The end of cheap oil is nigh. Although there is plenty left untapped, oil will become progressively more expensive to extract, with irrevocable consequences that impact profoundly on each and every aspect of human life. Even an increase in overall costs by 10% in transportation, imports and exports, processing and manufacture could jeopardise the world economy, and it is worse than that. There is almost no modern commodity that does not rely at some stage on oil or gas, and that includes food!, and it is thought in some quarters that a peak in oil production "peak oil" is either upon us already or at least by 2010.
If we try to save oil by using natural gas instead, "peak gas" will arrive sooner than by 2100 as is currently predicted. These dates refer to "world production" of oil and gas, and are misleading because the "peak" in production will vary from one gas or oil field to another. Precise dates are difficult to divine since no one knows for sure exactly how much of these fuels lie in reserve. Shell Oil got itself into trouble recently for somewhat overestimating the residual quantities of oil in the fields under their banner of exploration and extraction. Perhaps it was a simple mistake. I attended a conference in October on the provision of "U.K. Energy to 2050" (http://www.geolsoc.org/uk/template.cfm?name=PR60") where a spokesman for B.P. tried to convince the assembled delegation that there was plenty of oil left, and that for each additional one trillion barrels remaining, the "peak" in production would be shifted forward by about 33 years. Accordingly, if peak oil will strike in 2010, according to currently accepted reserves, another trillion barrels means the inevitable will not hit until 2043, and so on to 2076 and 2109. There is, however, no hard evidence for such additional aliquots of oil, and peak oil remains incontrovertible at some point. It is only a matter of "when?" not "if". Hence it makes sense to prepare for the eventuality by reducing demand on the resource; and yet demand increases inexorably, particularly in the developing world (notably China and India) who's citizens aspire toward a western lifestyle, which even the west can no longer afford.

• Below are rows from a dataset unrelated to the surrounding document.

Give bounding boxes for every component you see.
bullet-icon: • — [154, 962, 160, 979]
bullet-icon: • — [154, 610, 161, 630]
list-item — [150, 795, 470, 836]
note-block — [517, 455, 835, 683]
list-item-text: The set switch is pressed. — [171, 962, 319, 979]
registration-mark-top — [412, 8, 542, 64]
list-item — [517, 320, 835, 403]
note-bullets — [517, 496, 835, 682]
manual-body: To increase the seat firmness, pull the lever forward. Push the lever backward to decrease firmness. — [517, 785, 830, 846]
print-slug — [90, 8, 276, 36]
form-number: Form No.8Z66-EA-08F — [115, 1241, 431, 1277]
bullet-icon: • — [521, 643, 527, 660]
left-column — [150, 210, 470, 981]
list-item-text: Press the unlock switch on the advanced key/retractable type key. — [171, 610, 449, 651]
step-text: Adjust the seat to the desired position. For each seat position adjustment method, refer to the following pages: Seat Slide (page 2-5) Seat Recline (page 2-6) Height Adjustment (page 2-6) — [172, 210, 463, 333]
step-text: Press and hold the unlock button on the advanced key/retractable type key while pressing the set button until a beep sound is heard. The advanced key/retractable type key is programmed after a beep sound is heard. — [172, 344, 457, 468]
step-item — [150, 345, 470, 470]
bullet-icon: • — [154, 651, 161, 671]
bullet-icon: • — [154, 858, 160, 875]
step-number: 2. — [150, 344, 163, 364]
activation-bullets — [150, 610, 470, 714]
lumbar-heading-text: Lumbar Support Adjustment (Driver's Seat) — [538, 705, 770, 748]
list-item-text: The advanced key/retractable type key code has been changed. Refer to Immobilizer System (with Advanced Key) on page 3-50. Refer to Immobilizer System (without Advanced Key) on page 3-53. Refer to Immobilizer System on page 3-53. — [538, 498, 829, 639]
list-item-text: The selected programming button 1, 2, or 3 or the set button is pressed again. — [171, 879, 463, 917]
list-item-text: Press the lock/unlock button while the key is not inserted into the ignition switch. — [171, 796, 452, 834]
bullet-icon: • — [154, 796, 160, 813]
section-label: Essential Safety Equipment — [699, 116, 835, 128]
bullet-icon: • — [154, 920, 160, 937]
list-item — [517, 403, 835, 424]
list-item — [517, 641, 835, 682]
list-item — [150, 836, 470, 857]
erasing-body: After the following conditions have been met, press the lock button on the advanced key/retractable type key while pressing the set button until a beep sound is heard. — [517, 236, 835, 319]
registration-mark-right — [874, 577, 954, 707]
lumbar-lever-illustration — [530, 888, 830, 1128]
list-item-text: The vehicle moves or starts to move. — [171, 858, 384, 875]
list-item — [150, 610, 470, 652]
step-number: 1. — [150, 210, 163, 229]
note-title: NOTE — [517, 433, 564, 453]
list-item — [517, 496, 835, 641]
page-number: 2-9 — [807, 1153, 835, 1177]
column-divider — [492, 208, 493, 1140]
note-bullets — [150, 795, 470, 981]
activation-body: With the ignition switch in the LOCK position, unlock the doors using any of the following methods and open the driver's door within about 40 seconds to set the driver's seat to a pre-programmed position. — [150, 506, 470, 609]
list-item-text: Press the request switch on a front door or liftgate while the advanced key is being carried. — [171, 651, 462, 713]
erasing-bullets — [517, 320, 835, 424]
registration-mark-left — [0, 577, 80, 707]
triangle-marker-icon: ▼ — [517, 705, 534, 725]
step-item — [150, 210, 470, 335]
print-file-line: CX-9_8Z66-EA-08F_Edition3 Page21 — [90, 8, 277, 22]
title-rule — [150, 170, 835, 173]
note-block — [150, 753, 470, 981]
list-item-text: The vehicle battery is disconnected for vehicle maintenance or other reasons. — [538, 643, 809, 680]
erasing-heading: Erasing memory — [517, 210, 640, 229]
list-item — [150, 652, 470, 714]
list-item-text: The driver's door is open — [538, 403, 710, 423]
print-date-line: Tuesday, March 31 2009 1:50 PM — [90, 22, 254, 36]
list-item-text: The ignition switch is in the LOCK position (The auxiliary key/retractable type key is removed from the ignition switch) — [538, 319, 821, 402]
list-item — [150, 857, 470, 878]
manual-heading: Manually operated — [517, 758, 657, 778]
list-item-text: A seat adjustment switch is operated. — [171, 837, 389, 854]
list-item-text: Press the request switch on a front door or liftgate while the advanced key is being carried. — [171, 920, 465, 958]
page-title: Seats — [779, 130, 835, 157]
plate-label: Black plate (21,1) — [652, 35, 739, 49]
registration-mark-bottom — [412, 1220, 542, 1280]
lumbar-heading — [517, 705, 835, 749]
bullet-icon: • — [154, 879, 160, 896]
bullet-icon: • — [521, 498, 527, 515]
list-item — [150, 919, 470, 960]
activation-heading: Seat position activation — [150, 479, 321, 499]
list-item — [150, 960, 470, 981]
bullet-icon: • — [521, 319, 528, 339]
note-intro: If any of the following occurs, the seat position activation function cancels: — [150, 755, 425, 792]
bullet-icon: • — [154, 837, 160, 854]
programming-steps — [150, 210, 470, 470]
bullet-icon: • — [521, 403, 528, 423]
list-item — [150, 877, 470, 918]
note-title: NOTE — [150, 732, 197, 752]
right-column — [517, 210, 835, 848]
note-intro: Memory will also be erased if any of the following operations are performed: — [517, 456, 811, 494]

The concept of "Peak Oil" originated in the mind of Dr M. King Hubbert, who published the fundaments of his ideas in a seminal paper in 1956. He arrived at the conclusion that there will be a lag of about 40 years between the peak in oil discovery and the peak in oil production: "peak oil". Hubbert's prediction was almost spot on for U.S. peak oil. The peak in oil discovery occurred in 1929 and peak oil in 1968; it's slightly premature arrival (by one year) being explained by more efficient extraction methods which were introduced during the latter part of that period. In the Middle East, peak discovery occurred in the early 1970's, so according to Hubbert, we might expect peak oil to occur there within a few years of 2010.
Such "Hubbert's Peak" analyses have not found universal favour. I mentioned that oil companies tend toward an optimistic view of how much oil actually remains in reserve to be extracted. Almost certainly, more advanced drilling methods have depleted the deposits more quickly than would have been the case using older technology. Accepting these and many other uncertainties, it is probably sensible to believe that peak oil is not so far away that we can ignore it. A Hubbert's peak is a "bell-shaped" curve: a plot of oil production versus time. There is a steady rise in production that follows discovery, which then peaks, and subsequently falls away. It is the letter portion of the curve that is dangerous, since it represents the failing of the oil jamboree, when the raw resource becomes progressively more expensive to obtain - this occurs once about half the original reserve is left. Since everything depends on oil, either as a raw manufacturing material, or as a production fuel, or both, the impact of peak oil on the world economy will be both profound and unpredictable.